Yeast genetics certainly got off to a vigorous start in the hands of
its two principal pioneers, Ojvind Winge of the Carlsberg Laboratory in
Copenhagen and Carl Lindegren of the University of Southern Illinois, Carbondale.
Where Winge saw his yeast behaving according to strict Mendelian principles,
Lindegren found non-Mendelian segregations. Where Winge was solid and thorough,
Lindegren was imaginative – and sometimes a little sloppy in his publications.

Each certainly made many major contributions to the nascent science
of yeast genetics. For example, the Dane developed reliable instruments
to dissect out ascospores and established that yeasts alternated between
haploid and diploid phases. The American discovered the mating type system
of yeast and ‘gene conversion’ which, though based initially on faulty
reasoning, later proved to be central to the now well-recognised process
of recombination. But in all of this and much more besides the two pioneers
were contestants rather than collaborators. As Robert Mortimer observes,
their disagreements were so extensive that it was amazing that yeast genetics
got off the ground at all.

Nevertheless, several decades later, yeast occupies a place in genetic
science as significant as that of Drosophila or Escherichia coli, and Hall
and Linder have assembled a tome as comprehensive and colourful as John
Cairns, Gunther Stent and James Watson’s Phage and the Origins of Molecular
Biology (Cold Spring Harbor Laboratory Press, 1992). With the exception
of Boris Ephrussi’s 1953 essay on ‘nucleo-cytoplasmic relations in microorganisms’
and a reminiscence by Herschel Roman from the Annual Review of Genetics
1986, all the chapters have been specially written. There is much sheer
enthusiasm, lots of flavour of the atmosphere of particular laboratories,
and the delightful embellishment of many individual and group photographs
taken at gatherings large and small over the years.

One particular delight is the reminiscence by Gerald Fink from the Whitehead
Institute in Cambridge, Massachusetts, of the Cold Spring Harbor Yeast Course
which he and Fred Sherman taught every summer from 1970 until 1987. Housed
in the stifling conditions of the Davenport Laboratory, a former boathouse
on Long Island, it brought together groups of students to learn the exacting
and often frustrating techniques of yeast genetics.

Pestered by the bites of sand fleas spawned by the heat and humidity,
and with their nutrient agar ever threatened by contaminating white moulds,
the students used elderly microscopes and micromanipulators to dissect out
their ascospores.
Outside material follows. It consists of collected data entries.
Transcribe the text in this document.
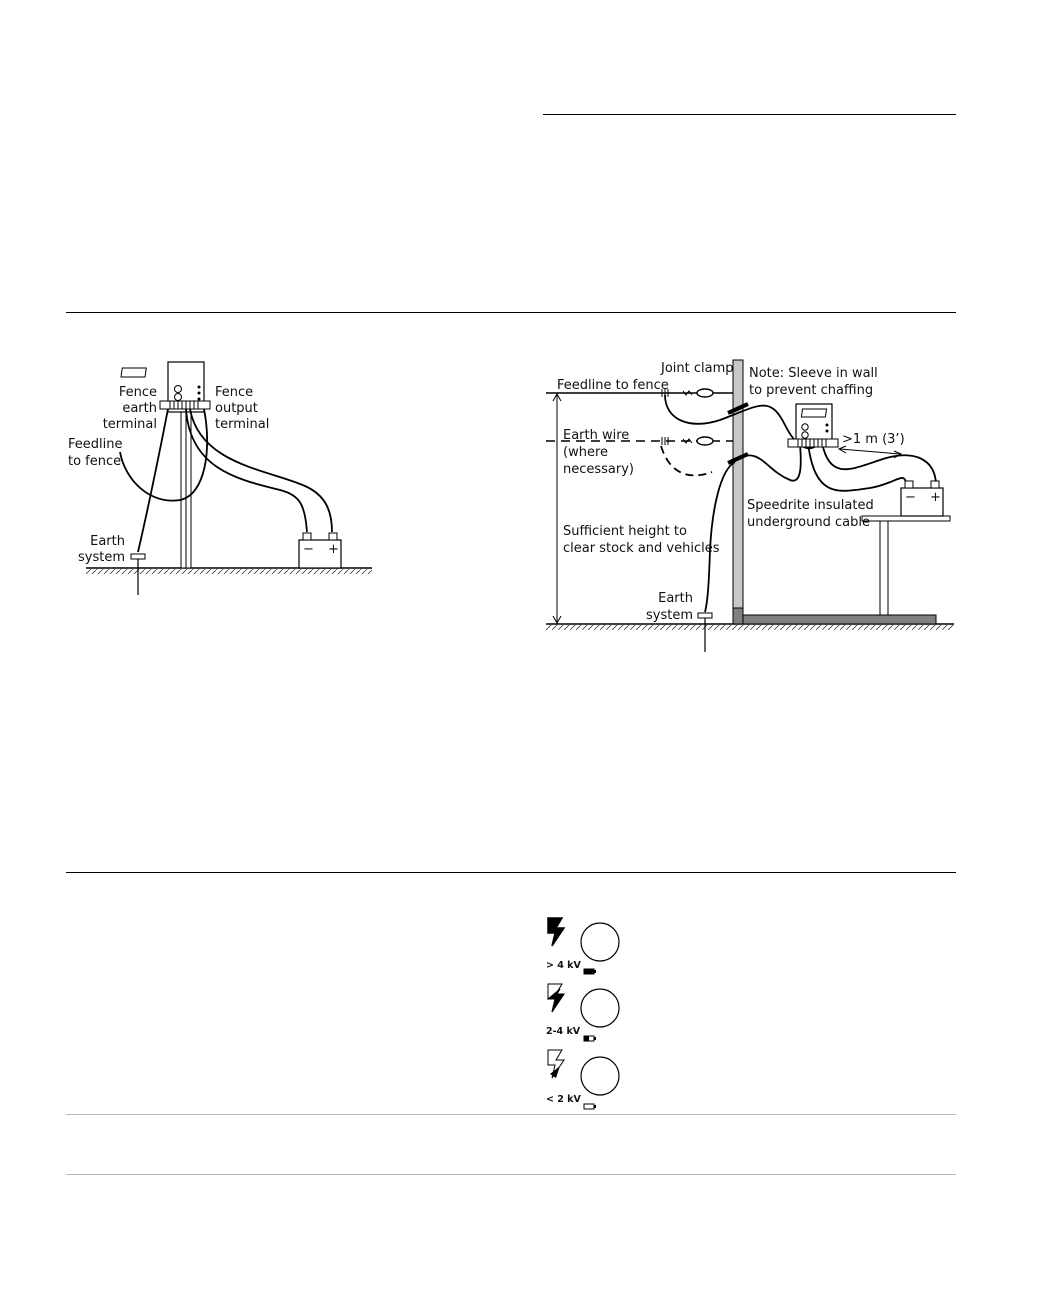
− +
Fence
earth
terminal
Fence
output
terminal
Feedline
to fence
Earth
system
− +
Joint clamp Note: Sleeve in wall
to prevent chaffing
Feedline to fence
Earth wire
(where
necessary)
>1 m (3’)
Speedrite insulated
underground cable
Sufficient height to
clear stock and vehicles
Earth
system
> 4 kV
2-4 kV
< 2 kV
To make matters worse, Sherman would deliberately give
them a strain that sporulated terribly, while the inadequate air-conditioning
pumps thumped so strongly that delicate manipulation was out of the question.

The theory was, presumably, that anyone capable of overcoming all those
difficulties would be bound to do well in more salubrious surroundings.
At the same time, the ramshackle environment seemed to enhance the pioneering
spirit. As Fink writes: ‘There was the shared sense that we, both the students
and the teachers, were standing on the threshold of a gold lode – we knew
that yeast had great potential and we were eager to set about mining it.’

In much more recent times, in March 1992, it was Gerald Fink who reported
that S. cerevisiae can grow not only as the familiar oval cells but also
in a filamentous form. Publication of that discovery came just after European
collaborative efforts culminated in the announcement of the entire sequence
of chromosome 3 of the same organism. The contrast was instructive. Yeast,
the subject of the latest sophisticated molecular genetics, had also revealed
for the first time a mode of behaviour that might have been expected to
have been recognised long, long ago. Perhaps we are still in the early days
of yeast genetics.

Bernard Dixon is European editor of Bio/Technology.